Reading the Bloomberg article made me angry. Here are some irksome phrases to get you started:

"...media companies are concerned that a better-designed Apple product will undermine their business model"

"Les Moonves [CEO of CBS] said in a public appearance last year that he also has rejected different Apple TV proposals"

Steve Jobs told Apple execs... "unless the company can get more content, especially live broadcasting, Apple's impact on television wouldn't be disruptive..."

"Moffett [analyst with Sanford C. Bernstein & Co.] added that any notion that Apple could soon unveil its TV system "ignores the business realities that make this such a complicated industry.""

As the authors of the Bloomberg piece note,

"This battle is nothing like Apple's previous forays into the music and mobile phone spheres, when the maker of iPods and iPhones negotiated with weakened record labels and a fractured wireless industry. Now the stakes are even higher and the competition tougher."
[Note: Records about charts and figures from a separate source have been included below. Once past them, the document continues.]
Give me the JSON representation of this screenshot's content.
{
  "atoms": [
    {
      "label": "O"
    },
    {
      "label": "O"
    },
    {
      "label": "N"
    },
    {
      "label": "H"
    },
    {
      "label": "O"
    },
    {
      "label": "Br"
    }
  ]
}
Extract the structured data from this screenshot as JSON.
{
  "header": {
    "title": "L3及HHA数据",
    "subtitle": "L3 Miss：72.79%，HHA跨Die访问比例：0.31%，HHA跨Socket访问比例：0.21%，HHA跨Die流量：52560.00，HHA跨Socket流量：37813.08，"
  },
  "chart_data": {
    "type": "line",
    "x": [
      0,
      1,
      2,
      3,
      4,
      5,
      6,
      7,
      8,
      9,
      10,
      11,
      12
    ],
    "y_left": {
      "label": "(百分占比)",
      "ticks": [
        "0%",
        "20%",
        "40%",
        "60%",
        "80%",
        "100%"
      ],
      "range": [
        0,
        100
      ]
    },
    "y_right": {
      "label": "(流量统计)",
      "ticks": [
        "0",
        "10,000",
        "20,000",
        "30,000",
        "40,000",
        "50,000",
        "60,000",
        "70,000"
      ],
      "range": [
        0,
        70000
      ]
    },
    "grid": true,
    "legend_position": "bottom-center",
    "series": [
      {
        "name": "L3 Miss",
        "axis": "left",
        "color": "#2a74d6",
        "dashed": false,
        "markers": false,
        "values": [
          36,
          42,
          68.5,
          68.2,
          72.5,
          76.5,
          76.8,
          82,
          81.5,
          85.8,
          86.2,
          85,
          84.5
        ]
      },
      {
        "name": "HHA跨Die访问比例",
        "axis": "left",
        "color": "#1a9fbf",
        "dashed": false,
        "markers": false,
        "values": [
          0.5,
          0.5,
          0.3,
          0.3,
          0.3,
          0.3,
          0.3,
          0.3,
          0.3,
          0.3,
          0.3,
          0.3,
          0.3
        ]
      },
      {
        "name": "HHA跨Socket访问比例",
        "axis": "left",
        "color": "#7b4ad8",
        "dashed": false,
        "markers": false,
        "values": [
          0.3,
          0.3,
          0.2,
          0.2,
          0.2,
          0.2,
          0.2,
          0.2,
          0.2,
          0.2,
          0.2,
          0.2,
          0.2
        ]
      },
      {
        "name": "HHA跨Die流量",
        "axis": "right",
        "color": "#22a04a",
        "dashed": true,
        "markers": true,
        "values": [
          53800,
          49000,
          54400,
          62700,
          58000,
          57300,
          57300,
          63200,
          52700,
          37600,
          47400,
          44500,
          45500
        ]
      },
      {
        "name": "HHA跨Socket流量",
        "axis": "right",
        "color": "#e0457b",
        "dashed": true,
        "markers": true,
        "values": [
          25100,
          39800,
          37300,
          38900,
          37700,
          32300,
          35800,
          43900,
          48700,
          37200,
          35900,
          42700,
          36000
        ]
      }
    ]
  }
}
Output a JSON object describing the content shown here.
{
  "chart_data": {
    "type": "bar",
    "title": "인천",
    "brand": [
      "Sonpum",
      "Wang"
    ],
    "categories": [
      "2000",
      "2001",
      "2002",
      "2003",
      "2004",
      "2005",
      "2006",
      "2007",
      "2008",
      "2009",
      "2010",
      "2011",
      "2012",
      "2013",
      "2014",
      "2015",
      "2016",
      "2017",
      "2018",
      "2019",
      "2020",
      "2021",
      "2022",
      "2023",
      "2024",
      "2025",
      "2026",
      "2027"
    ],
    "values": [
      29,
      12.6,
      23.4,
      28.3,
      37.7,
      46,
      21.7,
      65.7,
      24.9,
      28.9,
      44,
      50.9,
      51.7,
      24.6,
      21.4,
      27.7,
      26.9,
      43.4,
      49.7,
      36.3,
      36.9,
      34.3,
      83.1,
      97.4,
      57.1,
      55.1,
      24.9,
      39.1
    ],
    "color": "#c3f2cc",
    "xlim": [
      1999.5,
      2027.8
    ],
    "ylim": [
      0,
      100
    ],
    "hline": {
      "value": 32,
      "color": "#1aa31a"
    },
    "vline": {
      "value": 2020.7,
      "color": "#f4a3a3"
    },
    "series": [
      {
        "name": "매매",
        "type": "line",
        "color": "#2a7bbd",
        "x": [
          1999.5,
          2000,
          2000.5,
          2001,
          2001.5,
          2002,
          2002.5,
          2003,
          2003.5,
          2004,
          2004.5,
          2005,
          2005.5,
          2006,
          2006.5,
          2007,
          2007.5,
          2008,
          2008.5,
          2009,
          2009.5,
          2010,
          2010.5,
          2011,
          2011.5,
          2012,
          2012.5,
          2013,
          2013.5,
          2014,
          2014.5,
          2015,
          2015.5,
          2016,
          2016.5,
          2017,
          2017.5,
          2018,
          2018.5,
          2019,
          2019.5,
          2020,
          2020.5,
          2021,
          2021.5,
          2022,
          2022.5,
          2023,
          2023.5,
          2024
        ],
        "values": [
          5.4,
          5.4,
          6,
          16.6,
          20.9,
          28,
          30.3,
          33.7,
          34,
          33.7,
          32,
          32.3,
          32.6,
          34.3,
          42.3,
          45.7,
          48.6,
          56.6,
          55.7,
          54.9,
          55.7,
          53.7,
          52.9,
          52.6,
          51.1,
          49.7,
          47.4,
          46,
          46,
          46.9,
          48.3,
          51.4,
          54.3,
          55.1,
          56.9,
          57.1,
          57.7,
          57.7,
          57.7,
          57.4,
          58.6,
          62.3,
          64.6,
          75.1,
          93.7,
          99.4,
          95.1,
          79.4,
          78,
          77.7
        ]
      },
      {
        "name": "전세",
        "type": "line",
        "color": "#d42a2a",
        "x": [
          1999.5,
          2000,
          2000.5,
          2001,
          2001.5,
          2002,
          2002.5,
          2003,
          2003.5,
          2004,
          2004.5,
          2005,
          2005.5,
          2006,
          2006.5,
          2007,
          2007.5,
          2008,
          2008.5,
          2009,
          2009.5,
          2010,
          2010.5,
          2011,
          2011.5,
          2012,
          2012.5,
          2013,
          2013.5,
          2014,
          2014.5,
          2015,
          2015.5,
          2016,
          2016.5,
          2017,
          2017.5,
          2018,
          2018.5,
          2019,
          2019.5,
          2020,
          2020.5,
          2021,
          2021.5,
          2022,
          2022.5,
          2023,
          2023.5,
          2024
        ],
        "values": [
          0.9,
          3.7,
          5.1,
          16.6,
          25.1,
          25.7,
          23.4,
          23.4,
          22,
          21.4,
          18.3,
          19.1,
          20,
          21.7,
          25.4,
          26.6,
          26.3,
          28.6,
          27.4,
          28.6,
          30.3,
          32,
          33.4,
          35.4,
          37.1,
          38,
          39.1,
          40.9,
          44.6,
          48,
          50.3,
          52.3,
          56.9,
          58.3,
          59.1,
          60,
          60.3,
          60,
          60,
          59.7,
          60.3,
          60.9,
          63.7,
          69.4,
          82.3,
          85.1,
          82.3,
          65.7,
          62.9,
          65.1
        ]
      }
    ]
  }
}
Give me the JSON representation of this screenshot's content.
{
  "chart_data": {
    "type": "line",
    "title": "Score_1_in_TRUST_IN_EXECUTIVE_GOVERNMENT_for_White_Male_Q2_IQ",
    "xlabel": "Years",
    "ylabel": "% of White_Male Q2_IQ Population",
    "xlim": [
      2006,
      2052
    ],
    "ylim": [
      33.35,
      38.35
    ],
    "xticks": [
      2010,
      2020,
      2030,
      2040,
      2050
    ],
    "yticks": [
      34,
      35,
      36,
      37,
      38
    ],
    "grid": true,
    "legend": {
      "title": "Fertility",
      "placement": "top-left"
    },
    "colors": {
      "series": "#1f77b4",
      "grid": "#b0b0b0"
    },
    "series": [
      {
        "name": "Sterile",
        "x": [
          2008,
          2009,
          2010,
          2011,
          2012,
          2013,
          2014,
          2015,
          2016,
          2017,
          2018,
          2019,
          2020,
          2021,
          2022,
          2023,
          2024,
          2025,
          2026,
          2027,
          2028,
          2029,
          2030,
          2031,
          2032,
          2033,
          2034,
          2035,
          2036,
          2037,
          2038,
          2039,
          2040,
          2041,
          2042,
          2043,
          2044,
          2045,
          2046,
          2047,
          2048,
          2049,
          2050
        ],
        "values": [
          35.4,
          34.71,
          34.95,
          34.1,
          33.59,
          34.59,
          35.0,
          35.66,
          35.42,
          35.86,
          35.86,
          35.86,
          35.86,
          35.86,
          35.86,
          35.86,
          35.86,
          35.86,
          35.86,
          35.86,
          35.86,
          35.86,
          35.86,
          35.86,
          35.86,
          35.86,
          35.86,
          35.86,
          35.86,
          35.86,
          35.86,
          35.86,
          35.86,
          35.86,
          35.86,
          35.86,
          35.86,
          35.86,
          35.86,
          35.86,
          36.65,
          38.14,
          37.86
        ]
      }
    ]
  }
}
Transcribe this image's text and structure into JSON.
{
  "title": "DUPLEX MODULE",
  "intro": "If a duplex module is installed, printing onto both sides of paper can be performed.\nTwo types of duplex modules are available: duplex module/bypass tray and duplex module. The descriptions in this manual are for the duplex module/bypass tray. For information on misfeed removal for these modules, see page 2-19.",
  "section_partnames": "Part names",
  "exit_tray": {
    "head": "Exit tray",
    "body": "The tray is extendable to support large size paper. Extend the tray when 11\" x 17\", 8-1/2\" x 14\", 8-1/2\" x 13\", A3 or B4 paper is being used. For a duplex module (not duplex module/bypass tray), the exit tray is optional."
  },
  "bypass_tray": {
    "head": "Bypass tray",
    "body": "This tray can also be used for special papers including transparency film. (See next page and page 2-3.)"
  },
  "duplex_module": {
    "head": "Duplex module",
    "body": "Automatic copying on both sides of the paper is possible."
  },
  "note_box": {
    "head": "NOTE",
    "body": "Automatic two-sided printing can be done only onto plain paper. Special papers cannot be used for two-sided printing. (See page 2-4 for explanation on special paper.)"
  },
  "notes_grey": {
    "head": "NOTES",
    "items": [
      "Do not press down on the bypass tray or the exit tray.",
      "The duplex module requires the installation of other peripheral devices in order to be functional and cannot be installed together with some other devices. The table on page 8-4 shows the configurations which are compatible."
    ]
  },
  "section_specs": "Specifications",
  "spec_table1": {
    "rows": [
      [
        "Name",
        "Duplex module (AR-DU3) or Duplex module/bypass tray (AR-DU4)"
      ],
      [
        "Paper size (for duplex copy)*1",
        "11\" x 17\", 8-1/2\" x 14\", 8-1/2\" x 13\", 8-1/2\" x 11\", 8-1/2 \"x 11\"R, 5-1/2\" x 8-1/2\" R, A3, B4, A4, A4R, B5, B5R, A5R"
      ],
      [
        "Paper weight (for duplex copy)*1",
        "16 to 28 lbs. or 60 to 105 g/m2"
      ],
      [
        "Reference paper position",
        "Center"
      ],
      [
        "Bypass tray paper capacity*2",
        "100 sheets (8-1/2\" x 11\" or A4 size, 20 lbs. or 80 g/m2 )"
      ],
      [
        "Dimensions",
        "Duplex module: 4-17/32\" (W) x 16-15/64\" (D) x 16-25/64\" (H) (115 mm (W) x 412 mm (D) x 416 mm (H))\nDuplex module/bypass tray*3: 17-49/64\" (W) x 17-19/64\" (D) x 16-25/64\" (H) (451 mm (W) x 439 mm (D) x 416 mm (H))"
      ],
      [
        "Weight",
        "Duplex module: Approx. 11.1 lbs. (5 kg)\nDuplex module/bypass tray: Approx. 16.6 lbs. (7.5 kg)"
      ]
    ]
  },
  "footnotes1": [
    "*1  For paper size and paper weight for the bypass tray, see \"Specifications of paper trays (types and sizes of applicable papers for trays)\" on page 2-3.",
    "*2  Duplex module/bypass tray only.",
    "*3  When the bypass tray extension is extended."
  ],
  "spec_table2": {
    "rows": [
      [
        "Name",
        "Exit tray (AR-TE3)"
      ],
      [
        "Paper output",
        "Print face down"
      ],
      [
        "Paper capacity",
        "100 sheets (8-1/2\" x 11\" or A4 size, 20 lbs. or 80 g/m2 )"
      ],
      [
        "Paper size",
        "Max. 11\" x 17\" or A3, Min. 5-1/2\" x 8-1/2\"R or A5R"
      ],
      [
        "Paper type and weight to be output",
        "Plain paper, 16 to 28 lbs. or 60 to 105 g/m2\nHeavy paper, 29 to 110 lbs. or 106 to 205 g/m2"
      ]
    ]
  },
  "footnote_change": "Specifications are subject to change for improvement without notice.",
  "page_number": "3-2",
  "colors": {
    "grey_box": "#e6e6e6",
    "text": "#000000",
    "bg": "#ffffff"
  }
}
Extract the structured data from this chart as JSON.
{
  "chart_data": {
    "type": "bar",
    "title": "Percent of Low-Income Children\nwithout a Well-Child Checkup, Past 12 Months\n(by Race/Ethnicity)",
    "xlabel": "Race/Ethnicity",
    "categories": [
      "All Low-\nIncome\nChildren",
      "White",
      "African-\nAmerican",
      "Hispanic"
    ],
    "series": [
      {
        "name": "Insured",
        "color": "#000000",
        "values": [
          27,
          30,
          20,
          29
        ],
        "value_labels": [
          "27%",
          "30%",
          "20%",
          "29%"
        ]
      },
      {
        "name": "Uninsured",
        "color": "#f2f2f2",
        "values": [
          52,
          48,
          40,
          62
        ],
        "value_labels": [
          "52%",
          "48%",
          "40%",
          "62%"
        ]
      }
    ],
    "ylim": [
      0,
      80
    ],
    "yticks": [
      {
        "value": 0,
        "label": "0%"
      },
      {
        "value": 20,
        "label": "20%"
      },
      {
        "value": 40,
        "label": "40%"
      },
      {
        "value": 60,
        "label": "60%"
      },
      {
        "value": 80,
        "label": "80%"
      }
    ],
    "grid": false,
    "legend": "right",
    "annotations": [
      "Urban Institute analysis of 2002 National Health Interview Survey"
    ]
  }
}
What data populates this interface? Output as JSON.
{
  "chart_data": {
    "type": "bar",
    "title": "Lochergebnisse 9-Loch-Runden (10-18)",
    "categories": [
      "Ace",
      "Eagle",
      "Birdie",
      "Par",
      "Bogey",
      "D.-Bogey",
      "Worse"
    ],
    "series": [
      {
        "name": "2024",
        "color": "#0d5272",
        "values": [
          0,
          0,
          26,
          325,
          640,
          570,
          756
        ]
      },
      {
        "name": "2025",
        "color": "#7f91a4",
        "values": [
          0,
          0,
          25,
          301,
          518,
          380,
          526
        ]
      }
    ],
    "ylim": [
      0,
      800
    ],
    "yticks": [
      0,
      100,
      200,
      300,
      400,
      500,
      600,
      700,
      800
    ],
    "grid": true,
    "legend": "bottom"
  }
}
Indeed, and I've been saying this since the first Apple TV appeared. One need only look to how Hulu jockeyed for years to block any alternative means of viewing its web content across a number of other services, most notably Boxee.

Media companies want the data, cable companies want everything to never change. Thus, the two key holders to the kingdom -- a kingdom which is merely a better user experience -- are blocking Apple's route. Besides the cash reserves and a series of hot consumer products (Apple TV isn't one of them), Apple doesn't have much in the way of power-ups to defeat these bosses.

And while Eddy Cue is awesome, he's not the balls-to-the-wall negotiator Jobs was. Then again, it only takes one cable company to "bet on Cupertino," as MacTheDave points out. Perhaps one brave company will embrace change, and others will follow. We shall see.

Read the full Bloomberg piece, but prepare to get depressed if you value your time and effort. Media and cable companies want you to suffer a crappy experience, that much is clear. The cable industry seems to rely upon it, and with that huge economic incentive, it will trump you, the customer.

This is why we love Apple products. Because the people who make them care about the people who use them. When's the last time you said that about your cable company?